Lucan had been brought up to speed on most of the situation some ten hours earlier, when Nathan called in the mission complete status from the field. Aside from the fact that the rebels were now in Order custody and Mira was recovered and on the way home, there hadn’t been much good news to report. Lucan’s head was still reeling from everything he’d heard, and after more than nine hundred years of living, it took a damn good lot to surprise him.
Still, the weight of the facts he’d been given hadn’t quite set in for him until he stood in the mansion’s foyer and watched as Niko ushered Mira inside. He was all but carrying the Breedmate, whose useless eyes were open but fixed on nothing as she shuffled slowly alongside her father, clinging to his arm for support and guidance across the smooth white marble floor.
The warriors’ mates—all of the Order’s women—converged on Mira en masse as soon as she entered the house.
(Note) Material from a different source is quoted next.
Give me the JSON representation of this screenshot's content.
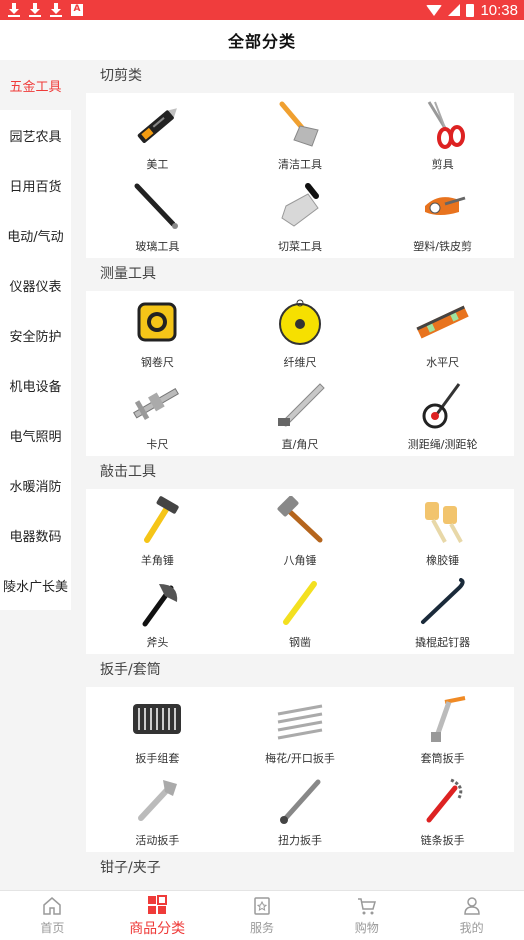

Lucan noted the rush of female concern and affection that poured onto the younger Breedmate as the women quickly escorted her away, all their focus centered on Mira’s well-being. Lucan watched them go, knowing he would have his turn to visit with Mira later. When his head was cooler, and his blood was no longer seething with the need to do severe bodily harm to the bastard responsible for her abduction a few days ago and her current physical state.
The object of his fury entered the foyer now, shoved inside ungently by Tegan and Rio. Nathan and Rafe, along with the other two members of their team and Mira’s squad of three, stalked in behind them.
“Chase and Hunter have the rebels outside,” Nathan reported. “One of them is hobbled by a leg injury. It’s had medical attention, but the wound is deep. She can’t walk on the limb.”